There was little chance of slipping into the house for the heart and the Jawarat now, but she was the compass in the storm—she felt her quarry draw near when the Lion did. The frenzied pull of dum sihr subsided in her veins, and she knew: neither the heart nor the book would be inside the house.

Laa, they were with the Lion himself.

When the ifrit converged, Zafira took down one after another, making her way toward him. The heat of their staves stung her nostrils, shadows winding around her arms and the bare skin of her neck. She caught sight of Aya’s pink abaya as she and Seif cornered the Lion, her pale staff coming up between a stave and catching the Lion off guard. Yes. Now all Zafira needed was to get in a single shot. Throw the Lion off-kilter to allow Aya time to thieve the heart and Jawarat from him.

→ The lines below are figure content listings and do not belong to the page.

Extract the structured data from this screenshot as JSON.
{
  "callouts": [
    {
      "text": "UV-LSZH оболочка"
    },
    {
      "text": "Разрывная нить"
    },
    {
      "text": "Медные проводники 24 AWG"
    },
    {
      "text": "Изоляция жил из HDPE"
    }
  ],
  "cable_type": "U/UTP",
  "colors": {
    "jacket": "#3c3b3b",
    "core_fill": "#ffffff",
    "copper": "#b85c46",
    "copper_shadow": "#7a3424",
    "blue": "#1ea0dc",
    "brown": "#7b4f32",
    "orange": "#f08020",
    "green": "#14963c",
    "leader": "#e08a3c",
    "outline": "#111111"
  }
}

“Fair Aya,” she heard the Lion say. “I had hoped to see you.”

Zafira stiffened but could barely see, despite her height. A ladder was propped against a narrow building rising like the chimneys in Demenhur. She threw off an ifrit and hurried up the rungs. What was Aya that the rest of them weren’t? Safin? Whatever she said made the Lion produce a laugh, demeaning and bereft of mirth.

“You’ve come to kill me.”

The fighting came to a jarring halt. The ifrit seemed to coalesce. Zafira held her aim, breathing down her arrow’s shaft as silence spread.

A healer. She remembered Lana’s eerie recollection of the boy who lay supine after the attacks in Demenhur, a boy she had brought back to life—Aya was one of the best, even without magic.